En date du 29 mai 2006, le rapporteur prend une ordonnance et ordonne la réalisation d'une expertise médicale confiée à l'Office médico-légal.

L'office médico-légal a transmis son rapport le 5 Janvier 2007.

Dans son rapport du 13 décembre 2006, le Dr BATAILLE, expert, conclut :

- à la persistance d'anxiété sur un terrain psychologique personnel permettant de prendre progressivement ses distances ;

- à la stabilité des séquelles actuelles qui ne portent pas atteintes à la capacité économique ;

- à une ITT de 100% du 21 septembre au 30 septembre 2001 ;

- à une ITP de 50% du 1er octobre au 30 novembre 2001 ;

- à une ITP de 30% du 1er décembre 2001 au 31 mars 2002 ;

- à une ITP de 20% du 1er avril au 31 août 2002 ;

- à une ITP de 10% du 1er septembre au 31 décembre 2002 ;

- à la consolidation du cas (sans répercussion économique) le 1er janvier 2003 avec invalidité de 5% ;

- Vu le dossier de la procédure,

- Vu le mémoire en réponse du Délégué du Ministre déposé en date du 26 octobre 2007 et le mémoire en réplique déposé par la requérante en date du 22 novembre 2007,

- Vu le rapport établi le 9 octobre 2007 ,

- Vu les notifications aux parties des divers actes ;

Vu la feuille d'audience du 28 Janvier 2008 ,

Entendue à cette audience :

Madame A. DELHEZ, présidente en son rapport,

Le délégué du Ministre de la Justice n'était pas présent et pas représenté.

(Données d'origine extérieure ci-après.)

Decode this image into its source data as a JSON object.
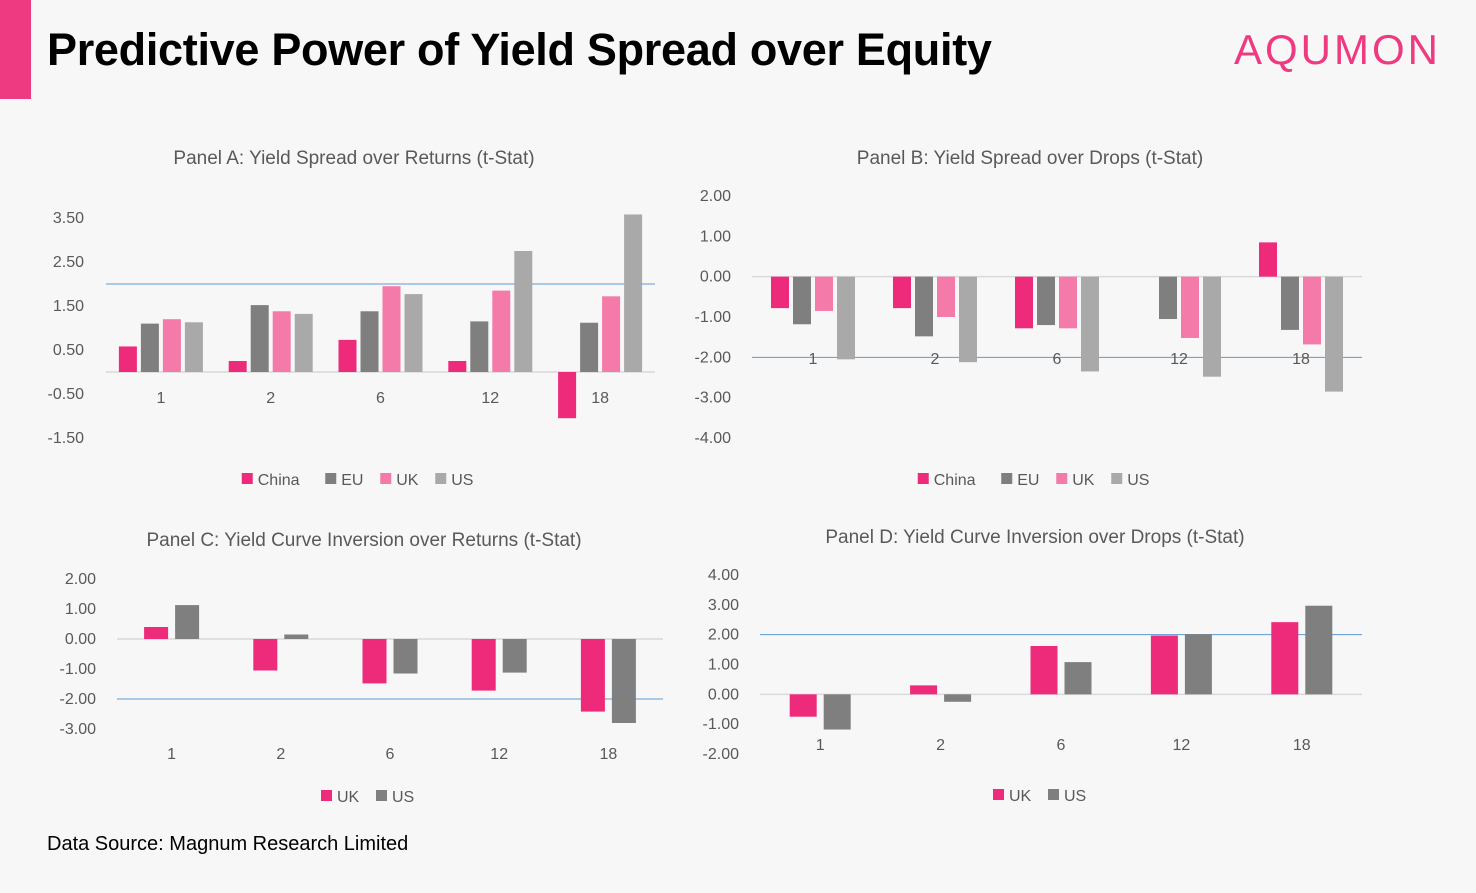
{
  "header": {
    "title": "Predictive Power of Yield Spread over Equity",
    "logo_text": "AQUMON"
  },
  "footer": {
    "source": "Data Source: Magnum Research Limited"
  },
  "colors": {
    "China": "#ee2b7b",
    "EU": "#7f7f7f",
    "UK": "#f47aa9",
    "US": "#a9a9a9",
    "UK_dark": "#ee2b7b",
    "US_dark": "#7f7f7f",
    "threshold_line": "#5b9bd5",
    "axis_line": "#d9d9d9",
    "label_text": "#595959"
  },
  "chart_data": [
    {
      "id": "panelA",
      "type": "bar",
      "title": "Panel A: Yield Spread over Returns (t-Stat)",
      "categories": [
        "1",
        "2",
        "6",
        "12",
        "18"
      ],
      "yticks": [
        "3.50",
        "2.50",
        "1.50",
        "0.50",
        "-0.50",
        "-1.50"
      ],
      "ylim": [
        -1.5,
        3.5
      ],
      "threshold": 2.0,
      "series": [
        {
          "name": "China",
          "values": [
            0.58,
            0.25,
            0.73,
            0.25,
            -1.05
          ]
        },
        {
          "name": "EU",
          "values": [
            1.1,
            1.52,
            1.38,
            1.15,
            1.12
          ]
        },
        {
          "name": "UK",
          "values": [
            1.2,
            1.38,
            1.95,
            1.85,
            1.72
          ]
        },
        {
          "name": "US",
          "values": [
            1.13,
            1.32,
            1.77,
            2.75,
            3.58
          ]
        }
      ],
      "legend": [
        "China",
        "EU",
        "UK",
        "US"
      ],
      "legend_position": "bottom"
    },
    {
      "id": "panelB",
      "type": "bar",
      "title": "Panel B: Yield Spread over Drops (t-Stat)",
      "categories": [
        "1",
        "2",
        "6",
        "12",
        "18"
      ],
      "yticks": [
        "2.00",
        "1.00",
        "0.00",
        "-1.00",
        "-2.00",
        "-3.00",
        "-4.00"
      ],
      "ylim": [
        -4,
        2
      ],
      "threshold": -2.0,
      "series": [
        {
          "name": "China",
          "values": [
            -0.78,
            -0.78,
            -1.28,
            0.0,
            0.85
          ]
        },
        {
          "name": "EU",
          "values": [
            -1.18,
            -1.48,
            -1.2,
            -1.05,
            -1.32
          ]
        },
        {
          "name": "UK",
          "values": [
            -0.85,
            -1.0,
            -1.28,
            -1.52,
            -1.68
          ]
        },
        {
          "name": "US",
          "values": [
            -2.05,
            -2.12,
            -2.35,
            -2.48,
            -2.85
          ]
        }
      ],
      "legend": [
        "China",
        "EU",
        "UK",
        "US"
      ],
      "legend_position": "bottom"
    },
    {
      "id": "panelC",
      "type": "bar",
      "title": "Panel C: Yield Curve Inversion over Returns (t-Stat)",
      "categories": [
        "1",
        "2",
        "6",
        "12",
        "18"
      ],
      "yticks": [
        "2.00",
        "1.00",
        "0.00",
        "-1.00",
        "-2.00",
        "-3.00"
      ],
      "ylim": [
        -3,
        2
      ],
      "threshold": -2.0,
      "series": [
        {
          "name": "UK",
          "values": [
            0.4,
            -1.05,
            -1.48,
            -1.72,
            -2.42
          ]
        },
        {
          "name": "US",
          "values": [
            1.13,
            0.15,
            -1.15,
            -1.12,
            -2.8
          ]
        }
      ],
      "legend": [
        "UK",
        "US"
      ],
      "legend_position": "bottom"
    },
    {
      "id": "panelD",
      "type": "bar",
      "title": "Panel D: Yield Curve Inversion over Drops (t-Stat)",
      "categories": [
        "1",
        "2",
        "6",
        "12",
        "18"
      ],
      "yticks": [
        "4.00",
        "3.00",
        "2.00",
        "1.00",
        "0.00",
        "-1.00",
        "-2.00"
      ],
      "ylim": [
        -2,
        4
      ],
      "threshold": 2.0,
      "series": [
        {
          "name": "UK",
          "values": [
            -0.75,
            0.3,
            1.62,
            1.97,
            2.42
          ]
        },
        {
          "name": "US",
          "values": [
            -1.18,
            -0.25,
            1.08,
            2.02,
            2.97
          ]
        }
      ],
      "legend": [
        "UK",
        "US"
      ],
      "legend_position": "bottom"
    }
  ]
}
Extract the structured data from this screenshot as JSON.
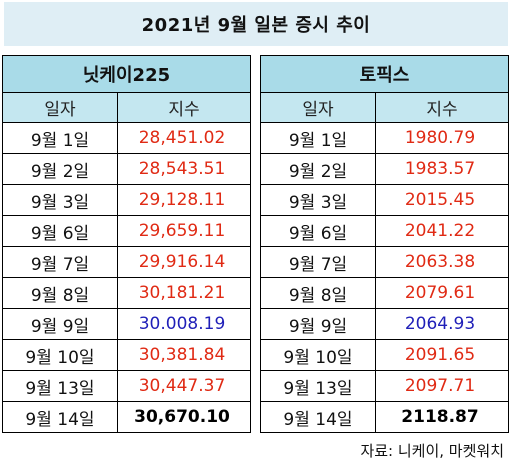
{
  "title": "2021년 9월 일본 증시 추이",
  "tables": [
    {
      "name": "닛케이225",
      "col_date": "일자",
      "col_value": "지수",
      "rows": [
        {
          "date": "9월  1일",
          "value": "28,451.02",
          "color": "#e02a14"
        },
        {
          "date": "9월  2일",
          "value": "28,543.51",
          "color": "#e02a14"
        },
        {
          "date": "9월  3일",
          "value": "29,128.11",
          "color": "#e02a14"
        },
        {
          "date": "9월  6일",
          "value": "29,659.11",
          "color": "#e02a14"
        },
        {
          "date": "9월  7일",
          "value": "29,916.14",
          "color": "#e02a14"
        },
        {
          "date": "9월  8일",
          "value": "30,181.21",
          "color": "#e02a14"
        },
        {
          "date": "9월  9일",
          "value": "30.008.19",
          "color": "#1f1fb8"
        },
        {
          "date": "9월  10일",
          "value": "30,381.84",
          "color": "#e02a14"
        },
        {
          "date": "9월  13일",
          "value": "30,447.37",
          "color": "#e02a14"
        },
        {
          "date": "9월  14일",
          "value": "30,670.10",
          "color": "#000000"
        }
      ]
    },
    {
      "name": "토픽스",
      "col_date": "일자",
      "col_value": "지수",
      "rows": [
        {
          "date": "9월  1일",
          "value": "1980.79",
          "color": "#e02a14"
        },
        {
          "date": "9월  2일",
          "value": "1983.57",
          "color": "#e02a14"
        },
        {
          "date": "9월  3일",
          "value": "2015.45",
          "color": "#e02a14"
        },
        {
          "date": "9월  6일",
          "value": "2041.22",
          "color": "#e02a14"
        },
        {
          "date": "9월  7일",
          "value": "2063.38",
          "color": "#e02a14"
        },
        {
          "date": "9월  8일",
          "value": "2079.61",
          "color": "#e02a14"
        },
        {
          "date": "9월  9일",
          "value": "2064.93",
          "color": "#1f1fb8"
        },
        {
          "date": "9월  10일",
          "value": "2091.65",
          "color": "#e02a14"
        },
        {
          "date": "9월  13일",
          "value": "2097.71",
          "color": "#e02a14"
        },
        {
          "date": "9월  14일",
          "value": "2118.87",
          "color": "#000000"
        }
      ]
    }
  ],
  "source": "자료: 니케이, 마켓워치"
}
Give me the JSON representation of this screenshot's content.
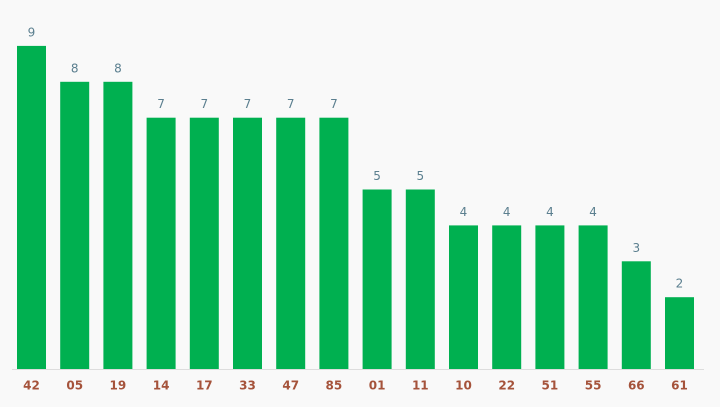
{
  "chart_data": {
    "type": "bar",
    "categories": [
      "42",
      "05",
      "19",
      "14",
      "17",
      "33",
      "47",
      "85",
      "01",
      "11",
      "10",
      "22",
      "51",
      "55",
      "66",
      "61"
    ],
    "values": [
      9,
      8,
      8,
      7,
      7,
      7,
      7,
      7,
      5,
      5,
      4,
      4,
      4,
      4,
      3,
      2
    ],
    "color": "#00b050"
  }
}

Recevabilité de la demande

Il résulte des éléments du dossier que les conditions de recevabilité pour une demande d'aide principale sont remplies.

Fondement de la décision

Tenant compte,

- des frais médicaux et pharmaceutiques pour un montant de 102,87 euros ;

- du suivi thérapeutique poursuivi auprès du service d'aide aux victimes durant 3 mois après les faits;

- de ce que l'expert octroie une invalidité de 5% sans répercussion économique ;

- de ce qu'aucune assurance n'est intervenue ;

- de ce que la requérante, dans son courrier du 22 novembre 2007, a expressément manifesté son souhait à être entendue par la Commission ;

- de ce que la requérante a été convoquée à l'audience du 28 janvier 2008 ;

- de ce que la requérante ne s'est pas présentée à l'audience du 28 Janvier 2008 et n'a pas avisé la Commission de son absence ;

- de ce que l'article 31 1° de la loi du 1er août 1985 stipule que la Commission peut octroyer une aide aux personnes qui ont subi un préjudice physique ou psychique important résultant directement d'un acte intentionnel de violence ;

- de ce qu'au vu des pièces du dossier la Commission considère que la requérante n'a pas démontré le caractère important de son préjudice ;

PAR CES MOTIFS :

Vu les articles 30 à 41 de la loi du 1er août 1985 portant des mesures fiscales et autres modifiée par les lois des 26 mars et 22 avril 2003, les articles 28 à 32 de l'arrêté royal du 18 décembre 1986 relatif à la Commission pour l'aide aux victimes d'actes intentionnels de violence, les articles 39 à 42 des lois coordonnées du 18 juillet 1966 sur l'emploi des langues en matière administrative,

La Commission, statuant par défaut à l'égard de la requérante et par défaut à l'égard du délégué du Ministre, en audience publique,

- déclare la demande recevable mais non fondée ;

Ainsi fait, en langue française, le 19 février 2008.